UPDATE: My source tells me the Mets may also try to render the deal non-guaranteed as well. If successful, this step, while short of voiding the contract, would allow the Mets to simply cut K-Rod if he doesn’t make the team next year. However (a) if he did make the team out of camp the deal would become guaranteed once again; and (b) if they cut him despite him being healthy and able, would likely lead to a whole other grievance by the union.
The union may even try to fight K-Rod’s move to the disqualified list, however. Why? Because according to my source, the Mets considered the discipline of all of this to be sorted as of Thursday with the two-game suspension. The injury changed things, however. What this means philosophically, though, is that the team is, in effect, trying to punish the injury with a substantially larger sanction (50+ games worth of pay) than the arguably criminal transgression (2 games). On the one hand this may be semantics. It may matter a lot to an arbitrator, however.
I discussed the ethics of all of this this morning and found it, well, weird. The Mets may have been better off putting him on the restricted list and leveling a longer overall suspension upon reflection once all of the details were in. They didn’t, though, they were content to let his punishment be two games only, and now they could be stuck with that if K-Rod fights this thing.

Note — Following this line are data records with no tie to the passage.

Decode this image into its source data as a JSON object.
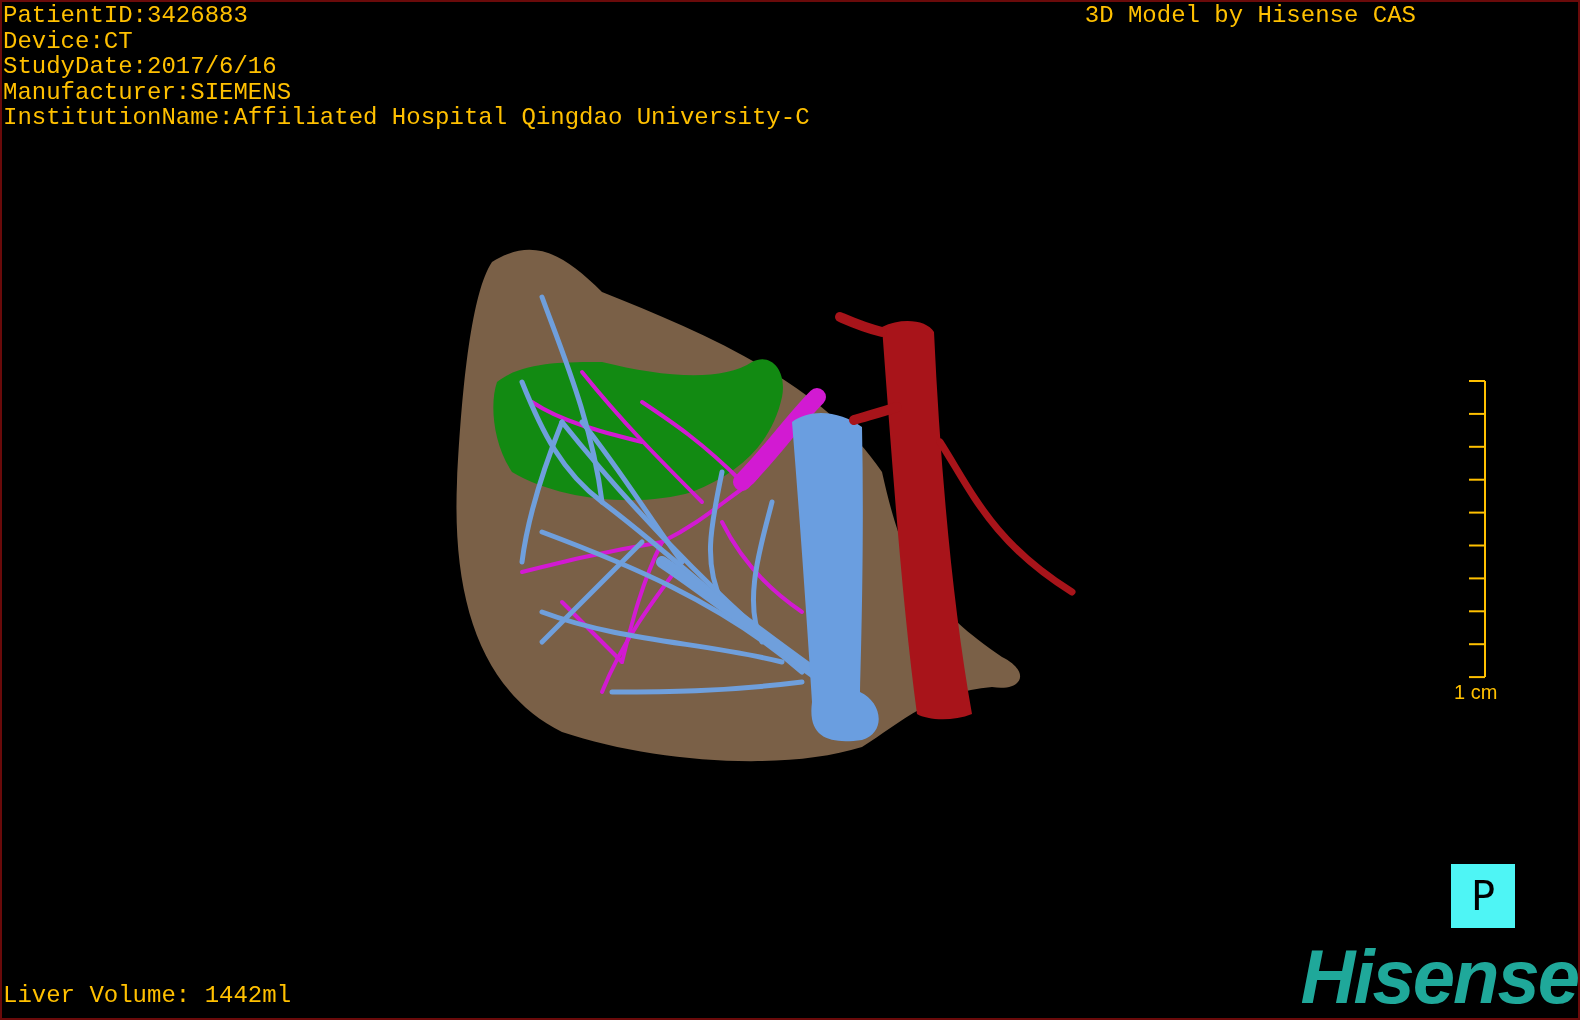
{
  "study_info": [
    "PatientID:3426883",
    "Device:CT",
    "StudyDate:2017/6/16",
    "Manufacturer:SIEMENS",
    "InstitutionName:Affiliated Hospital Qingdao University-C"
  ],
  "model_credit": "3D Model by Hisense CAS",
  "scale_bar": {
    "label": "1 cm"
  },
  "orientation_button": "P",
  "liver_volume": "Liver Volume: 1442ml",
  "logo": "Hisense"
}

From a legal perspective, given how difficult it is to discipline a player in the first place, let alone discipline a player when an injury is involved, the Mets’ plant to dock him of his 2010 pay may be a tall order. If you cast all of that aside, however, it seems like a rather equitable result given that (a) K-Rod did screw the Mets out of the remainder of this season’s services; but (b) will likely be ready to go in 2011. Voiding the deal beyond this year seemed like an overreach for the Mets.
As for how it will go on the ground, well, we shall see.